Prenatal Cocaine, Alcohol, and Undernutrition Differentially Alter Mineral and Protein Content in Fetal Rats

Alcohol exposure and undernutrition during pregnancy have been associated with altered fetal body composition. Recent observations suggest that cocaine exposure during pregnancy may impair delivery of nutrients to the fetus and could thereby alter body growth and composition. Such effects are important because they can adversely influence physical and neural development. Consequently, we investigated the dose-dependent effects of cocaine on fetal body composition in an animal (rat) model and compared such effects with those caused by prenatal alcohol exposure and undernutrition.

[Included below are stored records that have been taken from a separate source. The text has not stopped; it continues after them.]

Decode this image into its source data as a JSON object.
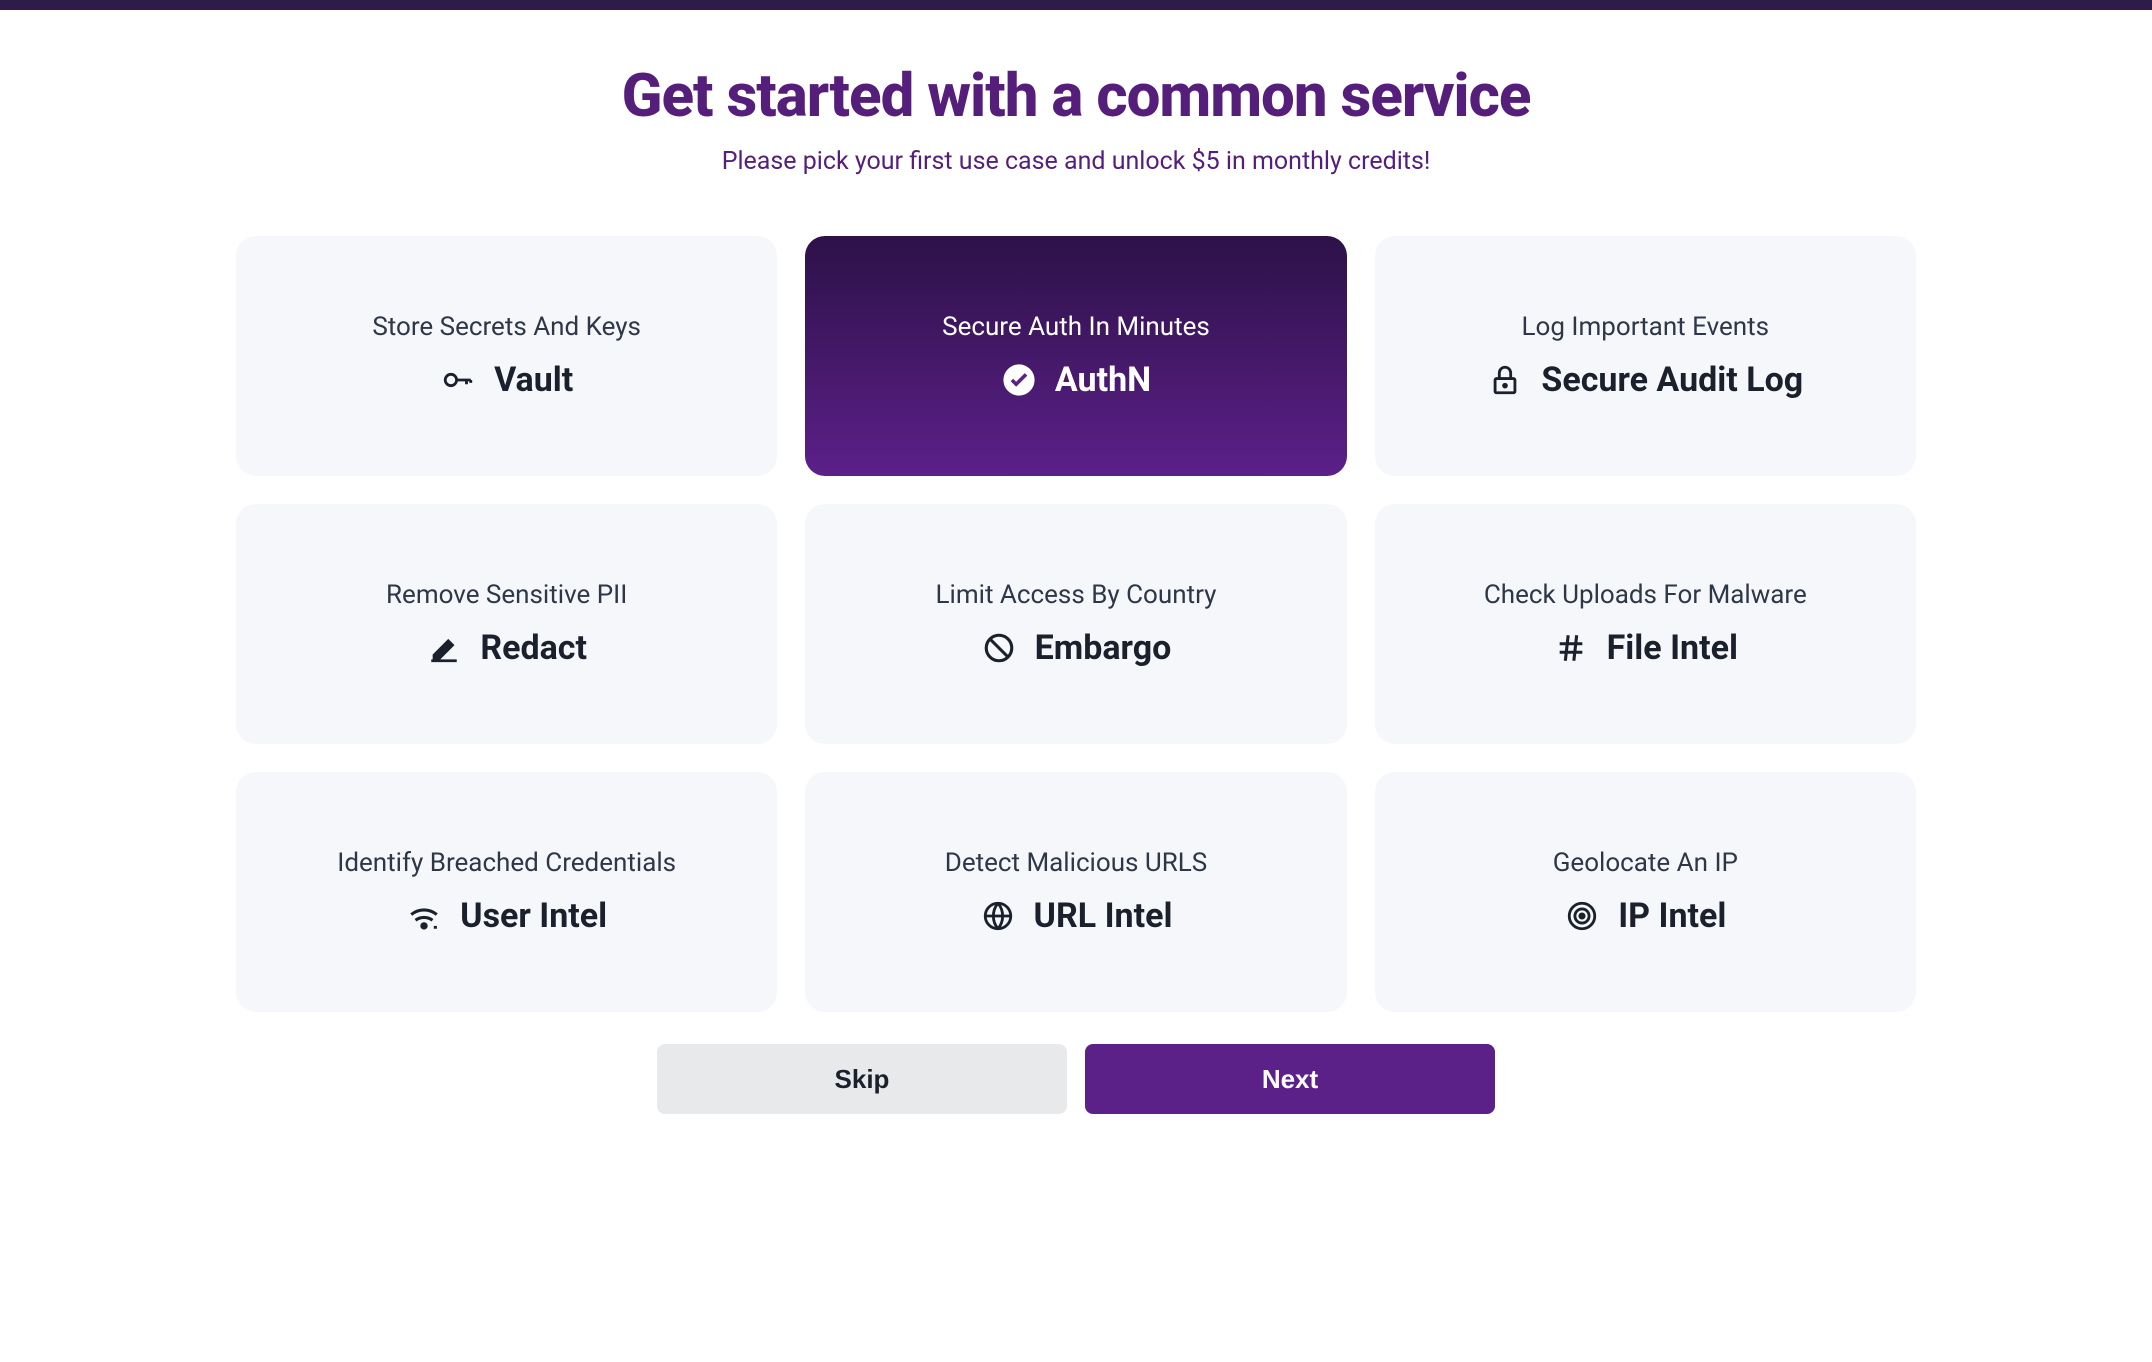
{
  "header": {
    "title": "Get started with a common service",
    "subtitle": "Please pick your first use case and unlock $5 in monthly credits!"
  },
  "services": [
    {
      "subtitle": "Store Secrets And Keys",
      "title": "Vault",
      "icon": "key-icon",
      "selected": false
    },
    {
      "subtitle": "Secure Auth In Minutes",
      "title": "AuthN",
      "icon": "check-circle-icon",
      "selected": true
    },
    {
      "subtitle": "Log Important Events",
      "title": "Secure Audit Log",
      "icon": "lock-icon",
      "selected": false
    },
    {
      "subtitle": "Remove Sensitive PII",
      "title": "Redact",
      "icon": "edit-icon",
      "selected": false
    },
    {
      "subtitle": "Limit Access By Country",
      "title": "Embargo",
      "icon": "block-icon",
      "selected": false
    },
    {
      "subtitle": "Check Uploads For Malware",
      "title": "File Intel",
      "icon": "hash-icon",
      "selected": false
    },
    {
      "subtitle": "Identify Breached Credentials",
      "title": "User Intel",
      "icon": "signal-icon",
      "selected": false
    },
    {
      "subtitle": "Detect Malicious URLS",
      "title": "URL Intel",
      "icon": "globe-icon",
      "selected": false
    },
    {
      "subtitle": "Geolocate An IP",
      "title": "IP Intel",
      "icon": "target-icon",
      "selected": false
    }
  ],
  "buttons": {
    "skip": "Skip",
    "next": "Next"
  }
}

Pregnant Sprague–Dawley rats received either 20, 30, 40, or 50 mg/kg cocaine HCl (SC) twice daily from gestation days 7 through 19. Pair-fed (undernutrition) and untreated control groups and a group receiving 3.0 g/kg alcohol (PO) twice daily served as comparison groups ( n = 11 to 14/group). Females were sacrificed on gestation day 20. One male and one female fetus was removed from each dam. The fetuses were minced, dehydrated, defatted, and analyzed for content of protein and the minerals Zn, Ca, Fe, Mg, K, and Na. In terms of concentration per unit of fat-free dry solids, male fetuses in the cocaine groups showed significant decreases in protein compared to untreated controls (15 ± 3 to 20 ± 2 mg/g vs. 24 ± 4 mg/g, p = 0.01). There was a significant treatment effect for Ca ( p < 0.05), reflecting a trend for decreased Ca concentrations in the fetuses of the cocaine and undernutrition groups. Male fetuses in the alcohol group had significantly elevated Mg levels compared to male fetuses in the other groups (3.0 ± 0.8 vs. 1.0 ± 0.2 to 2.3 ± 0.7 mg/g, p < 0.05). There were some sex differences, with female fetuses having significantly lower concentrations of Mg, Fe, K, and higher protein concentrations than male fetuses. Although the effects were few and modest, these results suggest that prenatal cocaine, alcohol, and undernutrition can differentially alter fetal body weight and composition and, therefore, adversely influence fetal development.